Os impactos da austeridade já se fazem sentir no sistema educativo, com uma procura acrescida de escolas públicas por parte de alunos que frequentavam, até aqui, colégios privados. Como assinala a jornalista Andrea Cunha Freitas, em artigo do Público, «os encarregados de educação procuraram sobretudo as escolas públicas em lugares cimeiros do ranking publicado todos os anos pelo Ministério da Educação».
As dificuldades das escolas (particularmente das «melhores escolas» de cidades como Lisboa, Porto e Coimbra) em acolher o aumento anómalo do número de pedidos de matrícula - encaminhando muitos deles para as «segundas escolhas» - é reveladora de alguns aspectos que vale a pena assinalar.
Por um lado, a negligência persistente do Ministério da Educação para com o cumprimento efectivo da letra da lei, isto é, do despacho que determina os critérios de matrícula segundo a área de influência de cada escola, permitindo que os pais accionem expedientes diversos para a contornar. O «esquema» mais frequente é a designação, como encarregado de educação, de um residente na área do estabelecimneto de ensino pretendido (tendo sido já registadas situações em que a mesma pessoa era encarregada de educação de cinco alunos da mesma escola, sem qualquer relação de parentesco entre eles).

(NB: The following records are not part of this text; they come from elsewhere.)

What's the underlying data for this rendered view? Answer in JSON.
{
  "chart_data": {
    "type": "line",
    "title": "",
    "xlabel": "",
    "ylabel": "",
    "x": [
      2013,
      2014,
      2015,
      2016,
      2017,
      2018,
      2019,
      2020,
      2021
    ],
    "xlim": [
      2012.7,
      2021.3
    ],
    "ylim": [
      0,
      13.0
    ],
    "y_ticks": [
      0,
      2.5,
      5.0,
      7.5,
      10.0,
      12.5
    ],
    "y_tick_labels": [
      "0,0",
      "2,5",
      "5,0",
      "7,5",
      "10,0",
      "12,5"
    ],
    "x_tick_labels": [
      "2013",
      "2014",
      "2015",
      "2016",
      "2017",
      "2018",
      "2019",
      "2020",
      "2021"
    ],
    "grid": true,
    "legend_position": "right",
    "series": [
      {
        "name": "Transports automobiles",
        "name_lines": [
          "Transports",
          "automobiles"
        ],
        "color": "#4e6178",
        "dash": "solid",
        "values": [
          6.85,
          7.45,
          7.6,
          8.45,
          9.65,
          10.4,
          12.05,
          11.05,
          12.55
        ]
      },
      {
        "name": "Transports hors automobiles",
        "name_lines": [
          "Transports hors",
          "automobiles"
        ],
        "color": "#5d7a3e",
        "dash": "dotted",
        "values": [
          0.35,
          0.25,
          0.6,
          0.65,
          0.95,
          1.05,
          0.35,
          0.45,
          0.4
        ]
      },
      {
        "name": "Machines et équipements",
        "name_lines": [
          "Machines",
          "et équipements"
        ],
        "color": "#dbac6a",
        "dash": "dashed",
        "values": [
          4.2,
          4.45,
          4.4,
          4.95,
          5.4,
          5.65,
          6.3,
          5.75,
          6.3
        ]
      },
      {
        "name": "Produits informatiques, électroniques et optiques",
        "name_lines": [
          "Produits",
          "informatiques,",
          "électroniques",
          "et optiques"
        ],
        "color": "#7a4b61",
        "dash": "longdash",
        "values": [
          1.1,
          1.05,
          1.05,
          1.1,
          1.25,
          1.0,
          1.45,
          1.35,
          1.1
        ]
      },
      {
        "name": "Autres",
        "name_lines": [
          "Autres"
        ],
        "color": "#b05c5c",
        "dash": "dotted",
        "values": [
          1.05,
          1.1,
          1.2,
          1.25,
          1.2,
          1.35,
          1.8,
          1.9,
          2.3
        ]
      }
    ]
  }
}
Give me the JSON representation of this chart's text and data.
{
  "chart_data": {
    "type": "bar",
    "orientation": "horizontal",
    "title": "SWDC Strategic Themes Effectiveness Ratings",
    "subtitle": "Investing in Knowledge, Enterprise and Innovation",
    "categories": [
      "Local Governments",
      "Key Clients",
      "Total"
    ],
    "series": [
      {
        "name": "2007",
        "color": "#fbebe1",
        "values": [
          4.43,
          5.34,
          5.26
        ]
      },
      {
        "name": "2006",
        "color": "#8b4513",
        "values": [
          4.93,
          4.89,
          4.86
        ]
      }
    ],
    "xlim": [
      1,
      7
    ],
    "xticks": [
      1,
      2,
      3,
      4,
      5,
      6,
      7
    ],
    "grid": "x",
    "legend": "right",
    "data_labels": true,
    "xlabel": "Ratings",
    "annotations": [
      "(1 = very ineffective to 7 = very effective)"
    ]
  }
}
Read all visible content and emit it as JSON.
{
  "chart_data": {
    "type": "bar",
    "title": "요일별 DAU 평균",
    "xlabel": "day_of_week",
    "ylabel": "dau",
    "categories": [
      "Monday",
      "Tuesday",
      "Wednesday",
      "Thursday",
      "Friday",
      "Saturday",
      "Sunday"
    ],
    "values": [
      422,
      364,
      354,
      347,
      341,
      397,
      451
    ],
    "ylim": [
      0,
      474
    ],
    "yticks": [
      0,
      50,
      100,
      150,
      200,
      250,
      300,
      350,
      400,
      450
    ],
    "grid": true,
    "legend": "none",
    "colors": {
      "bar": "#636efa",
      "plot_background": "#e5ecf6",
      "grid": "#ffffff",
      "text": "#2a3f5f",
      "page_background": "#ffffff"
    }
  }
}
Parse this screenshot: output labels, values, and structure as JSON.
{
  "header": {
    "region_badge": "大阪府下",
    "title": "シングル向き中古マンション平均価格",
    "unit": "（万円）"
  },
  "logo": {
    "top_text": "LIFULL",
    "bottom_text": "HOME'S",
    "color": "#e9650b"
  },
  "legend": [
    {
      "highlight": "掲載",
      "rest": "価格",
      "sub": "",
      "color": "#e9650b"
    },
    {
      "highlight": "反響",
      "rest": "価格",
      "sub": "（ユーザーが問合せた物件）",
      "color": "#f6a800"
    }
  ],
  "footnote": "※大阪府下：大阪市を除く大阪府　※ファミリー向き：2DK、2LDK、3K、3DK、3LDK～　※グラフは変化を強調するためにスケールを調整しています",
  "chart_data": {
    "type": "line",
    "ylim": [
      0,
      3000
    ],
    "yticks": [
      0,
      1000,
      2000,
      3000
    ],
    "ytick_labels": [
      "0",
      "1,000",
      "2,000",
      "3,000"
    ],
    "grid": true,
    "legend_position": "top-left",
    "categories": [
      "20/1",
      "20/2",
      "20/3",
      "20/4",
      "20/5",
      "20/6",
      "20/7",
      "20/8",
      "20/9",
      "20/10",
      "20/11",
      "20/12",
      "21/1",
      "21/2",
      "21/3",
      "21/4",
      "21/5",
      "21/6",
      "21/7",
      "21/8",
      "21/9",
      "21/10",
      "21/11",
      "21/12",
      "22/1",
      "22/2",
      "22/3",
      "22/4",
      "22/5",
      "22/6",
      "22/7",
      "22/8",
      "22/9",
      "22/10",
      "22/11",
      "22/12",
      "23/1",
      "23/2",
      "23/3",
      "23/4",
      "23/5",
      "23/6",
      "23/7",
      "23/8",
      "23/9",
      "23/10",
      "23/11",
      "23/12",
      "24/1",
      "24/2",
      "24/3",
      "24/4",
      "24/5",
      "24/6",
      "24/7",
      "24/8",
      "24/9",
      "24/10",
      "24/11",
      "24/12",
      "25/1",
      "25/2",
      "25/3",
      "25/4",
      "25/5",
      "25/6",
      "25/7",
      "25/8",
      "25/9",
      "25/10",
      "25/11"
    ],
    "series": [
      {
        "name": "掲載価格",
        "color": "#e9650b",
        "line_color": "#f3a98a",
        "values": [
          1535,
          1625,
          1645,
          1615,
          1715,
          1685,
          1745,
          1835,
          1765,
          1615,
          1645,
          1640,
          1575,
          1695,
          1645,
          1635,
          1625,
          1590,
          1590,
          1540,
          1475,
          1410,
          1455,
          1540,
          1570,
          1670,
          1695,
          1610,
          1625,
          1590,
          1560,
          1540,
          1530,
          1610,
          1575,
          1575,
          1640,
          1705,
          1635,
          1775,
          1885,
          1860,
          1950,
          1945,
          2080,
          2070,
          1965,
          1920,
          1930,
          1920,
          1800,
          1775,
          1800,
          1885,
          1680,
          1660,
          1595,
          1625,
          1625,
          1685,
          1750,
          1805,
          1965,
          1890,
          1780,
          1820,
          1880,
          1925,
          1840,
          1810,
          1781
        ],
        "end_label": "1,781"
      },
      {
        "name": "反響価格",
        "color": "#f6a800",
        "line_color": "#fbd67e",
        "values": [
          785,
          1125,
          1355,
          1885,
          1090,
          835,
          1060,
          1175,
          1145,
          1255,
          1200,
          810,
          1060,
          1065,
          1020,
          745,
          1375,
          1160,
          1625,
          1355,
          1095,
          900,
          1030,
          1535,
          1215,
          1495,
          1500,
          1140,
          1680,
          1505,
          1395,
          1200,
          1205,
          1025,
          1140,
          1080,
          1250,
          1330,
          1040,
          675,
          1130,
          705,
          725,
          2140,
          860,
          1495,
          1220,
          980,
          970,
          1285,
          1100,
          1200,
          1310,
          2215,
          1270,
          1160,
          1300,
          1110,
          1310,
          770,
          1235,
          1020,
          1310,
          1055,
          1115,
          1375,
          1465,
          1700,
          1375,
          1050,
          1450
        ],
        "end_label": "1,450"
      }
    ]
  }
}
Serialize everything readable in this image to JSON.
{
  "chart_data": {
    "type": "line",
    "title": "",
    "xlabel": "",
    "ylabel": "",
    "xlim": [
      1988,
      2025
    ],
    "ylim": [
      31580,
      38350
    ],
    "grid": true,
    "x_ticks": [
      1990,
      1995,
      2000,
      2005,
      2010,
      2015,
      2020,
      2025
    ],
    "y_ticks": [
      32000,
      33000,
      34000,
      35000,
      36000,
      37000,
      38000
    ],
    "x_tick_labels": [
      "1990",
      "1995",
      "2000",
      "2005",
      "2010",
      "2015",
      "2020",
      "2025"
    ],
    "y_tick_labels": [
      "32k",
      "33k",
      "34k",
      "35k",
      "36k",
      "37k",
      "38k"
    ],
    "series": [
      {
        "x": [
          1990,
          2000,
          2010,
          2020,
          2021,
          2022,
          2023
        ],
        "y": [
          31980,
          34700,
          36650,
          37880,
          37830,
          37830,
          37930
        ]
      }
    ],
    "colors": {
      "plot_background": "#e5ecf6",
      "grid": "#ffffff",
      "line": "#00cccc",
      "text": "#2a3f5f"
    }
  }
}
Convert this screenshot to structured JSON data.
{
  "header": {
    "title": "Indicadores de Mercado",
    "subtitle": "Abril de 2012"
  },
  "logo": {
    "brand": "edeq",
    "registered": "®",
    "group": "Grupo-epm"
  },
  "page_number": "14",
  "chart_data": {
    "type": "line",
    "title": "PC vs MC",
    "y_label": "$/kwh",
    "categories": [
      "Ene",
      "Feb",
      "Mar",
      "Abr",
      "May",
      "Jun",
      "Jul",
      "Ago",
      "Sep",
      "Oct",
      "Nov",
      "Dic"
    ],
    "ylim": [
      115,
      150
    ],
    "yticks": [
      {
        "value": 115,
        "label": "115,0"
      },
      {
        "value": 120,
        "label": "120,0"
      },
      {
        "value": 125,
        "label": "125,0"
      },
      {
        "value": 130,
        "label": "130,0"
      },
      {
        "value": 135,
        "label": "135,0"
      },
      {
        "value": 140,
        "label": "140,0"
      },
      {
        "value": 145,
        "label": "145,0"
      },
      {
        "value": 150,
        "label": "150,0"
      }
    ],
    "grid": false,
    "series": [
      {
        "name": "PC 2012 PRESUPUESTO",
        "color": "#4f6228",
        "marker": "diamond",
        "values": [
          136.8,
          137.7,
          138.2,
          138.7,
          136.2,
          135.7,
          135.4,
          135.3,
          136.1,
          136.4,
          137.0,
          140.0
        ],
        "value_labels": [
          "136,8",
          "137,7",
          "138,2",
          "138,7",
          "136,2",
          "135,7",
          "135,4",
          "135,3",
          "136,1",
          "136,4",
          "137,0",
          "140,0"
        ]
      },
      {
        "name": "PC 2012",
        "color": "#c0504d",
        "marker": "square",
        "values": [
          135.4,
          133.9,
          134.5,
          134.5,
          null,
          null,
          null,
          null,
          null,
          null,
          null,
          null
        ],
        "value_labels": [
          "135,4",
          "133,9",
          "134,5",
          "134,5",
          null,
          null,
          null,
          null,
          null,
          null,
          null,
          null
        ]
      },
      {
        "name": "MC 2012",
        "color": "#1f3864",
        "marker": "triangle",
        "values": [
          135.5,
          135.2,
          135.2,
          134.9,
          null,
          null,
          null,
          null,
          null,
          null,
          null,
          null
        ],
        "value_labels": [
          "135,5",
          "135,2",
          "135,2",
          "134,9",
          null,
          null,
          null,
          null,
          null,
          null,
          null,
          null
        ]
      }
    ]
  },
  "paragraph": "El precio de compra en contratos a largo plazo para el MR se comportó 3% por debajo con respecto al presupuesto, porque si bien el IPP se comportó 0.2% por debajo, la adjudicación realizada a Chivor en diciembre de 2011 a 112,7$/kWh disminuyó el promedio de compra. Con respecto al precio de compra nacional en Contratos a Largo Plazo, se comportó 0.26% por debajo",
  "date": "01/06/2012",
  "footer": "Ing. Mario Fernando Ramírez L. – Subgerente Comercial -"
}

Por outro, esta situação vem mostrar como são irrealistas as teorias tendentes à implementação do princípio da liberdade de escolha do estabelecimento de ensino pelos alunos e suas famílias, ao confrontar o idealismo dessas propostas com a capacidade naturalmente limitada das escolas para acolher todos os que as pretendem frequentar. Com a agravante (essa sim, bem realista), de os pais com maior capacidade de influência ou de mobilização de «recursos relacionais» conseguirem vencer a competição pela disputa das vagas existentes nas escolas mais procuradas.
Por último, esta tendência de abandono do ensino privado, em resultado da degradação da situação financeira das famílias, carece ainda de confirmação estatística. Contudo, a verificar-se (como tudo indica), suscitará muito provavelmente o recrudescer da pressão parasitária das escolas privadas junto do governo, tendo em vista a implementação do famigerado «cheque-ensino».
Subscrever:
Enviar feedback (Atom)
5 comentários:
Nuno Serra:
Na mouche.
Você devia passar este Post ao casmurro Henrique Monteiro, antigo director do «Expresso», e ao safado José Manuel Fernandes, antigo director do «Público», com os quais discuti muito por e-mail a partir de artigos seus sobre a famigerada liberdade de escolha e o não menos famigerado cheque-ensino.
Às tantas canse-me, tal eram a casmurrice e a safadeza.
Só a realidade os poderá convencer do contrário do que pensam, e os efeitos perversos já se começam a fazer sentir, como muito bem assinala.
Correcção: «Às tantas cansei-me...»
Caro Manuel,
Junte a essa «dupla», que muito bem identifica, a Helena Matos.
Se reparar, estes defensores do «cheque-ensino» nunca vão além da defesa da ideia nos seus contornos mais teóricos (potenciando assim a sedução aparente que a mesma encerra). Por mais que os instemos, como fez, a descer à sua concretização e ao confronto com as contradições que imediatamente emergem.
Caro Nuno:
Essa quase não conta, não passa de um ventríloquo acoplado a uma vela de moinho, articula o discurso que o vento lhe traz, de acordo com a direcção que este tiver em cada momento. Só é perigosa porque tem acesso aos «media».
Há outros, como é evidente, o Papa Adão da Fonseca, o próprio Crato antes de ser ministro (agora não sei, o princípio da realidade é muito forte), o Papa «neocon» J. C. Espada, etc. etc.
É o ar dos tempos.
Interessante esta consequência da austeridade...também estou à espera de ver o trabalho infantil aumentar. Já há números?